中心静脈カテーテル

中心静脈カテーテルとは

カテーテルとは、医療用に用いられるやわらかいプラスチックのチューブ(管)。中心静脈カテーテルとは、一方が心臓の右心房の近くの大静脈に入れるチューブのことです。中心静脈カテーテルは、「IV」、「IHV」、「CV」と呼ばれています。

抗がん剤投与、大量輸液や輸血のために血管の確保が必要になります。手足の静脈は血管が細いため血管炎をおこしやすく、同じ場所を長く使用できないため頻繁に刺しかえる必要があります。

中心静脈カテーテルを使用することによって薬剤を確実に投与できるほか、苦痛を伴う穿刺を繰り返さなくてよいことや、手足の拘束がないことで日常生活への影響が軽減できます。
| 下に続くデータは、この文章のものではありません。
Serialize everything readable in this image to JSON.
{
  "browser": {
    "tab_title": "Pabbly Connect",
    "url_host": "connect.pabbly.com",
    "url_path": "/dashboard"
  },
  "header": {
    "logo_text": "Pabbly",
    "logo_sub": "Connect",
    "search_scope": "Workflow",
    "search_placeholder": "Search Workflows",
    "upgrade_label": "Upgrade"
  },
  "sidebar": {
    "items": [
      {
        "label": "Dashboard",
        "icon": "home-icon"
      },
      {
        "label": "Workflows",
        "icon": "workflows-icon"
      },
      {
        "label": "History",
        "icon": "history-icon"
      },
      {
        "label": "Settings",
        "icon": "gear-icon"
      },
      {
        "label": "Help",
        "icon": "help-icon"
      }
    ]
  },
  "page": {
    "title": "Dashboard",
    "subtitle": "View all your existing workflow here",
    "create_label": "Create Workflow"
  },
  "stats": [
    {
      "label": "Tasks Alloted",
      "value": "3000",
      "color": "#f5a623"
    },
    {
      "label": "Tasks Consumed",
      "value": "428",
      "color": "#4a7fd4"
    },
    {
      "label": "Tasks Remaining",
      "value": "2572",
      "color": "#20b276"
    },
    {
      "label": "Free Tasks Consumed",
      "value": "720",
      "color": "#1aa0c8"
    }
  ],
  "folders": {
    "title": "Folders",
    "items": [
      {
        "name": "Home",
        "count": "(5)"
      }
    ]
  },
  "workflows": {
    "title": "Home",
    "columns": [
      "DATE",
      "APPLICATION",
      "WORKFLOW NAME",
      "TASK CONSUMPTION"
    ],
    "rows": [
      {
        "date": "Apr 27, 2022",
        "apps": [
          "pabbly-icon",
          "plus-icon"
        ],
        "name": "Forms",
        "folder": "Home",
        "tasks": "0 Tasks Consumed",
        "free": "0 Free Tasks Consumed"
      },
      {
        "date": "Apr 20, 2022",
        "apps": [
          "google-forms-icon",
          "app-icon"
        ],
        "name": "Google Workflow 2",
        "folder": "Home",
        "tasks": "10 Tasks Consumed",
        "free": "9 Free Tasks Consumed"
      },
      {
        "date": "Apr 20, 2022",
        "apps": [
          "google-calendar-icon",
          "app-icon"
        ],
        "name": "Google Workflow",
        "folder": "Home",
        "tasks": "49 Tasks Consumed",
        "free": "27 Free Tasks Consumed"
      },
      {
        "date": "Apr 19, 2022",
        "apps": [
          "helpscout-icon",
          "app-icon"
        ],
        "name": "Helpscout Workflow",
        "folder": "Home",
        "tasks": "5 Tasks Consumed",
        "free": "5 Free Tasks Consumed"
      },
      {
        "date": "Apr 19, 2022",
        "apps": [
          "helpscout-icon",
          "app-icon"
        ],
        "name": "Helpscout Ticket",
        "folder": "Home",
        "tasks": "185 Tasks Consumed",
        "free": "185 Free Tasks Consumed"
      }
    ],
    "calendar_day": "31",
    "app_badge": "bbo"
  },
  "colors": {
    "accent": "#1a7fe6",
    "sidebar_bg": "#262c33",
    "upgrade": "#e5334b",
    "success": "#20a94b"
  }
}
また体力の維持に必要な高カロリー輸液を入れることもできます。しかし抜去・閉塞や易感染状態の患者にとってカテーテルから感染を引き起こすリスクもあります。

小児の場合、手術室にて全身麻酔の後に外科医がカテーテル挿入術を行います。挿入する場所は鎖骨下静脈穿刺、内頚静脈穿刺、大腿静脈穿刺などです。

カテーテルの管理

観察のポイント

  1. カテーテルが抜けてきていないか
  2. 挿入部の発赤・腫張・疼痛・熱感の有無
  3. 挿入部からの出血・滲出液の有無
  4. 挿入部周囲の皮膚の状態・掻痒感の有無
  5. 滅菌フイルムドレッシング剤および、テープの剥がれがないか

合併症と対策

早期合併症(穿刺翌日まで)
動脈穿刺、血腫、気胸、血胸、カテーテル迷入。
遅発性合併症(2日目以降)
気胸、血胸、カテーテル一異常、感染、肺血栓塞栓症。

挿入直後に胸部X線でカテーテル先端が適切な位置にあること、気胸、血胸がないことを確認する。バイタルサイン(血圧・呼吸音・酸素飽和度など)、刺入部からの出血、刺入部位の血腫の有無、ガーゼなどの血液汚染の有無、滴下薬剤の滴下の有無を定期観察する。